Akka Persistence Cassandra: tag views TTL unclear


#1

I was struck with the unexpected fact that writing a tags for an event means the whole event is in fact stored (1 + #tags) times. That might be a performance optimization for query but this should be documented. (and I would be happy to know why - the tradeoffs seem massive when storing bigger events).
What is even more unclear is the TTL setting for tags. Am I correct that you use cassandra’s TTL so after the default of 2days (if enabled) all tags are lost - even those for not deleted events? That this is completely unrelated to the corresponding events livecycle strikes me as odd? It would seem more valid if tags are deleted for deleted events (and only deleted) with a background job (eventually consistent) rather than at some arbitrary time by cassandra itself.

Bottom line: I think the documentation of the tags for events should be improved.

From the doc:

Cleanup of tag_views table

By default the tag_views table keeps tagged events indefinitely, even when the original events have been removed. Depending on the volume of events this may not be suitable for production.

Before going live decide a time to live (TTL) and, if small enough, consider using the Time Window Compaction Strategy. See events-by-tag.time-to-live in reference.conf for how to set this.


#2

accidently found


we should add a link from Readme.md


(Christopher Batey) #3

PR welcome for the docs!

This isn’t really a performance optimisation, it is the only way to query the data in different ways in Cassandra. Other options would be materialized views which also duplicates the data under the covers.


#4

Jep - can add a PR to mention the space consumption when using tags. Would add a link to the EventsByTag.md as well.

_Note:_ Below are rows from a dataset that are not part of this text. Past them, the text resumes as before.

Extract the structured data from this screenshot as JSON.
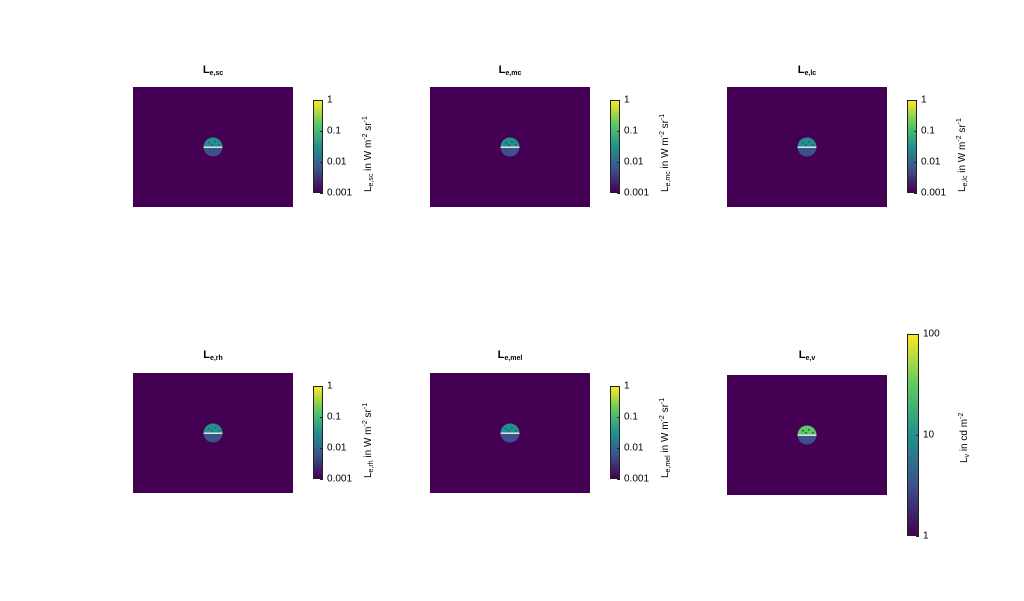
{
  "chart_data": [
    {
      "type": "heatmap",
      "title": "L_e,sc",
      "title_main": "L",
      "title_sub": "e,sc",
      "colorbar": {
        "scale": "log",
        "range": [
          0.001,
          1
        ],
        "ticks": [
          "0.001",
          "0.01",
          "0.1",
          "1"
        ],
        "label_main": "L",
        "label_sub": "e,sc",
        "label_unit": " in W m",
        "label_exp1": "-2",
        "label_sr": " sr",
        "label_exp2": "-1"
      },
      "colormap": "viridis"
    },
    {
      "type": "heatmap",
      "title": "L_e,mc",
      "title_main": "L",
      "title_sub": "e,mc",
      "colorbar": {
        "scale": "log",
        "range": [
          0.001,
          1
        ],
        "ticks": [
          "0.001",
          "0.01",
          "0.1",
          "1"
        ],
        "label_main": "L",
        "label_sub": "e,mc",
        "label_unit": " in W m",
        "label_exp1": "-2",
        "label_sr": " sr",
        "label_exp2": "-1"
      },
      "colormap": "viridis"
    },
    {
      "type": "heatmap",
      "title": "L_e,lc",
      "title_main": "L",
      "title_sub": "e,lc",
      "colorbar": {
        "scale": "log",
        "range": [
          0.001,
          1
        ],
        "ticks": [
          "0.001",
          "0.01",
          "0.1",
          "1"
        ],
        "label_main": "L",
        "label_sub": "e,lc",
        "label_unit": " in W m",
        "label_exp1": "-2",
        "label_sr": " sr",
        "label_exp2": "-1"
      },
      "colormap": "viridis"
    },
    {
      "type": "heatmap",
      "title": "L_e,rh",
      "title_main": "L",
      "title_sub": "e,rh",
      "colorbar": {
        "scale": "log",
        "range": [
          0.001,
          1
        ],
        "ticks": [
          "0.001",
          "0.01",
          "0.1",
          "1"
        ],
        "label_main": "L",
        "label_sub": "e,rh",
        "label_unit": " in W m",
        "label_exp1": "-2",
        "label_sr": " sr",
        "label_exp2": "-1"
      },
      "colormap": "viridis"
    },
    {
      "type": "heatmap",
      "title": "L_e,mel",
      "title_main": "L",
      "title_sub": "e,mel",
      "colorbar": {
        "scale": "log",
        "range": [
          0.001,
          1
        ],
        "ticks": [
          "0.001",
          "0.01",
          "0.1",
          "1"
        ],
        "label_main": "L",
        "label_sub": "e,mel",
        "label_unit": " in W m",
        "label_exp1": "-2",
        "label_sr": " sr",
        "label_exp2": "-1"
      },
      "colormap": "viridis"
    },
    {
      "type": "heatmap",
      "title": "L_e,v",
      "title_main": "L",
      "title_sub": "e,v",
      "colorbar": {
        "scale": "log",
        "range": [
          1,
          100
        ],
        "ticks": [
          "1",
          "10",
          "100"
        ],
        "label_main": "L",
        "label_sub": "v",
        "label_unit": " in cd m",
        "label_exp1": "-2",
        "label_sr": "",
        "label_exp2": ""
      },
      "colormap": "viridis"
    }
  ],
  "colors": {
    "background": "#440154",
    "viridis": [
      "#440154",
      "#3b528b",
      "#21918c",
      "#5ec962",
      "#fde725"
    ]
  }
}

However I still do not fully understand the TTL

What is even more unclear is the TTL setting for tags. Am I correct that you use cassandra’s TTL so after the default of 2days (if enabled) all tags are lost - even those for not deleted events? That this is completely unrelated to the corresponding events livecycle strikes me as odd? It would seem more valid if tags are deleted for deleted events (and only deleted) with a background job (eventually consistent) rather than at some arbitrary time by cassandra itself.

I can see benefits for using TTL in the case when you transform all events into a different datastore/representation by using an EventsByTag query and this is done within that TTL. (In case of problems people using this would probably be happy when the tags are redundantly stored in the messages table in case this fails). So for all other usescases you do not want to set that TTL since you actually use your tags - or did I completely get this wrong?


(Christopher Batey) #5

That’s right. You should only use TTL if you are using the tag to build a read side view that you won’t need to rebuild from the tags.